Prise d'otages en Algérie : pourquoi ça dure ?

(Google Earth/SIPA)

Plus de 72 heures après le début de la prise d'otage, et près de 48 heures après l'assaut de l'armée algérienne, la situation semble bloquée au complexe gazier d'In Amenas, "immense forêt de tuyaux" au milieu du désert. Ravisseurs (et peut-être otages) dedans. Forces spéciales autour. La France affirme néanmoins qu'à sa connaissance, il n'y a plus de Français otage sur place.

Alors que des rumeurs à l'aube donnaient l'intervention algérienne terminée au site gazier d'In Amenas, des tirs ont été entendus ce samedi matin. Signe que les forces spéciales algériennes sont toujours à l'oeuvre, pour tenter de dénicher les ravisseurs retranchés dans l'usine (entre sept et dix) et sauver les otages qu'ils détiendraient toujours. Vendredi, ils prétendaient en avoir sept avec eux : trois Belges (même si la Belgique indique ne rien en savoir), deux Américains, un Japonais et un Britannique. De source sécuritaire algérienne, on estime que ces derniers otages seraient une dizaine. Jean-Yves Le Drian, ministre de la Défense, a affirmé en fin de matinée qu'à la connaissance des autorités françaises, il n'y a plus de Français retenu. 

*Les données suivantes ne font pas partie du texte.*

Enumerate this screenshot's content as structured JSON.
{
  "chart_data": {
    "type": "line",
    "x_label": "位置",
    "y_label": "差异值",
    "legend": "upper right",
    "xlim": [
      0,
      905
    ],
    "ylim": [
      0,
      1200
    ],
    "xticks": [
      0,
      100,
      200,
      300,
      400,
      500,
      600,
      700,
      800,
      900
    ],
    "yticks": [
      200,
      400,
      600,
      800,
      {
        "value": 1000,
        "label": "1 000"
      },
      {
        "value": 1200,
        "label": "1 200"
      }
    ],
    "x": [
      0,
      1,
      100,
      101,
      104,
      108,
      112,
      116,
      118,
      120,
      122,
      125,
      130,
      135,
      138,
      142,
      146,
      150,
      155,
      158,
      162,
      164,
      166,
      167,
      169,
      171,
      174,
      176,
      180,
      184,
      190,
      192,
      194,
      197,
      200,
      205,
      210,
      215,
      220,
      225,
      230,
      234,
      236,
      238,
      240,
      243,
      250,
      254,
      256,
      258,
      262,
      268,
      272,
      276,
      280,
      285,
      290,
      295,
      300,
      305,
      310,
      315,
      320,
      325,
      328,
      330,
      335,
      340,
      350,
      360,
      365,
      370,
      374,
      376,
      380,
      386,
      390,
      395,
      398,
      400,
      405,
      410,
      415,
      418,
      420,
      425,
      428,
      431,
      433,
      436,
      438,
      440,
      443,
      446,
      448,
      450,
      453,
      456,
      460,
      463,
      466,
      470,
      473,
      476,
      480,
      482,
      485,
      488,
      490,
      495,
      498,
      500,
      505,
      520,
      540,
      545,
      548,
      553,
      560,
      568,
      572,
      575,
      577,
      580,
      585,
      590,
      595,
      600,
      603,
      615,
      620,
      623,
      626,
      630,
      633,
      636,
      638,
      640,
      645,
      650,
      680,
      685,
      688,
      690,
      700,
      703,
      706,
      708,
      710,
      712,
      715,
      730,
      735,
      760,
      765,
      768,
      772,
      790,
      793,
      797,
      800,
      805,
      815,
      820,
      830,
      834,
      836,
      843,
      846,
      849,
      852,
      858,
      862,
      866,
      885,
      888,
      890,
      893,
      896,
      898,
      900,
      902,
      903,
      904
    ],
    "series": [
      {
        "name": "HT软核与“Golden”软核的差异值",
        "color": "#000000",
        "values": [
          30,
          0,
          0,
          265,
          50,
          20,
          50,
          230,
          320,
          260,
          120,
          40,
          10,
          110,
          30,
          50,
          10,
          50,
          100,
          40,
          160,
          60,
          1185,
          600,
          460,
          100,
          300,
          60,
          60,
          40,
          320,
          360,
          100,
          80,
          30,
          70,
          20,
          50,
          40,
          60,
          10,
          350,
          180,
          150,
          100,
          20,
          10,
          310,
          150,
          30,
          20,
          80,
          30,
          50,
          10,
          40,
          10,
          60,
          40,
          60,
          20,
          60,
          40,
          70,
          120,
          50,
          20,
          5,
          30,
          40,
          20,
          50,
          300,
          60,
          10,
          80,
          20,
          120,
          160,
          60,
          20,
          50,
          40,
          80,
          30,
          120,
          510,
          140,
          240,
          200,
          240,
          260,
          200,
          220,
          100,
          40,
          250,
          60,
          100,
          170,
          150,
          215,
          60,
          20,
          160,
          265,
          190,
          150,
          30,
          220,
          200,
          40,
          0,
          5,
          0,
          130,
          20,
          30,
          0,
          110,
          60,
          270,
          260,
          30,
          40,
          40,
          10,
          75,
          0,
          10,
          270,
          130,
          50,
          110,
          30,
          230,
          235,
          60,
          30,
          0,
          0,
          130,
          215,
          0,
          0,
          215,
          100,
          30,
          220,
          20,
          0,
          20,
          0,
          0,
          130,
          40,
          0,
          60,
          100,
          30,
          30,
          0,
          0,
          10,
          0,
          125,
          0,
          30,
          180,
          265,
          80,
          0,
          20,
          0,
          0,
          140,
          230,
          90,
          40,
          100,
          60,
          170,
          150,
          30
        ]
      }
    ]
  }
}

> Relire Algérie : toujours l'incertitude après deux jours d'intervention

La difficulté pour l'armée algérienne est facile à deviner quand on voit les images du site gazier, "une immense forêt de tuyaux , explique Christian Prouteau, fondateur du GIGN, où l'utilisation des armes à feu est quasi impossible compte tenu de la dangerosité du site. perforer une tuyauterie peut s'avérer dangereux. Les hommes sont donc obligés de progresser mètre carré par mètre carré ". 

Des précautions accrues

Alger qui a toujours fait de la neutralisation des terroristes sa priorité, prend aussi peut-être davantage de précautions, sous la pression internationale. L'assaut de jeudi a été très critiqué par le Japon et les Etats-Unis notamment. "Les Algériens ont annoncé que beaucoup d'otages ont été libérés, que globalement la gestion a été assez bonne. Il ne faudrait pas que dans les dernières poches de résistance, beaucoup d'otages perdent la vie , analyse Frédéric Gallois, ex-patron du GIGN. Tant mieux à la rigueur que ça prenne du temps. "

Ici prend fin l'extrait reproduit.